As mesas de debates trouxeram assuntos como inclusão social, pedagogia ecossistêmica, educação nas relações étnico-raciais e trabalho com os estudantes com deficiência. A Anne Frank teve a oportunidade de apresentar os importantes projetos desenvolvidos na escola, alguns deles em parceria com instituições públicas e privadas e outros com o apoio de pessoas da própria comunidade. Os projetos Rede Confisco pela Paz, Show da Paz, Semana do Livro Aberto, construção do Coletor de água de chuva, História do Bairro, entre outros, são alguns exemplos de projetos que valorizam e trabalham a autoestima dos estudantes.
A estudante Raianny Helena participou do projeto História do Bairro. Ela conta como foi a experiência de descoberta das origens do lugar onde mora: “Saímos pelo bairro para tirar fotos e entrevistamos algumas pessoas, moradores aqui do bairro que nós demos o nome de ‘pessoas-livro’, porque, em vez de buscar em livros, a gente buscou a informação das pessoas. E o interessante foi que as pessoas-livro eram somente mulheres porque o bairro foi construído por causa das mulheres.”
Parcerias
Para Sandra Mara, a política educacional do município de Belo Horizonte favorece a intersetorialidade: “Nosso diferencial são as parcerias com a comunidade quando tratamos as questões com as quais nossos estudantes lidam, como violência, vulnerabilidade social, entre outros. Enquanto política pública, este trabalho intersetorial implementado pela Prefeitura de Belo Horizonte nos coloca em uma posição de destaque na área de educação.”

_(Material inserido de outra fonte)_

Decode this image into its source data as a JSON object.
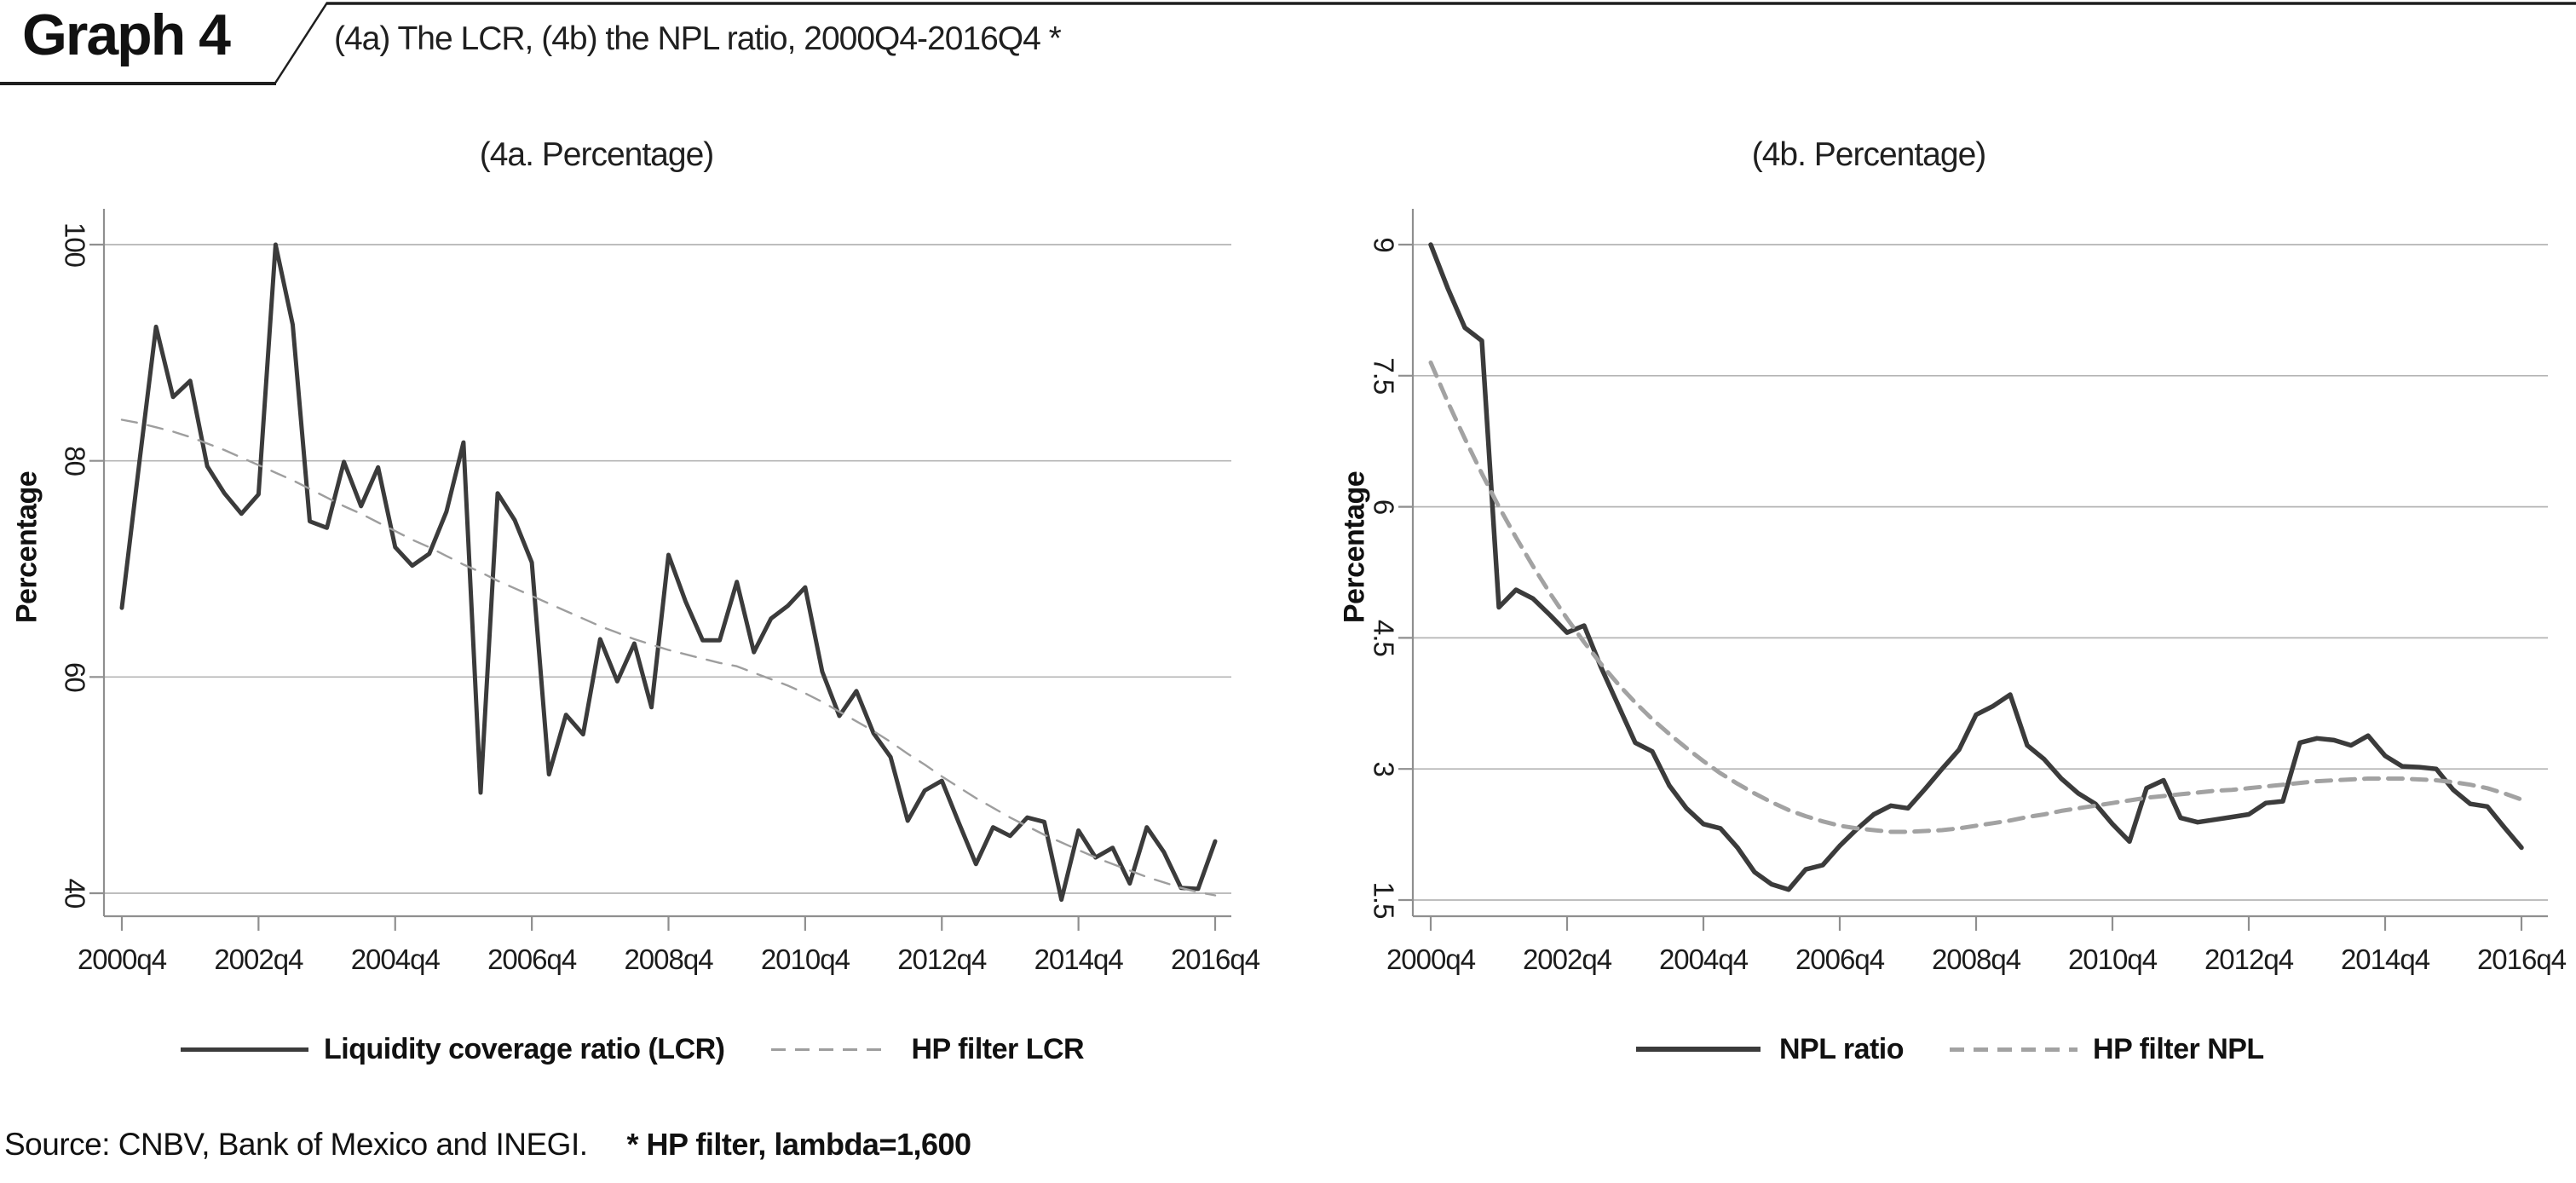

Um dos grandes parceiros que a Anne Frank tem é Jacques Levy, presidente do Instituto Histórico Israelita Mineiro. A relação começou em 2009. “Procuramos apoiar as atividades desenvolvidas na escola e fazemos um trabalho social e cultural, doando livros, levando teatro; tem também um grupo de tambor e, sempre que possível, levamos os estudantes para atividades externas. Ao longo deste tempo, senti um crescimento e um amadurecimento da comunidade. Tenho visto uma evolução na juventude daquele bairro. A participação promove o crescimento intelectual”, avalia Levy.
Auxiliar de serviços gerais, Maria das Graças Silva Ferreira, a Graça do Confisco, mora no bairro desde 1994. A relação com a escola é intensa: tanto os três filhos quanto os cinco netos já estudaram ou ainda estudam lá. A própria Graça é estudante da EJA e participa ativamente das atividades na escola. “A Anne Frank sempre foi aberta à comunidade. Meu primeiro emprego foi nesta escola. É minha referência para tudo. Gosto de dizer que esta escola é o coração do bairro, porque ali pulsa tudo.”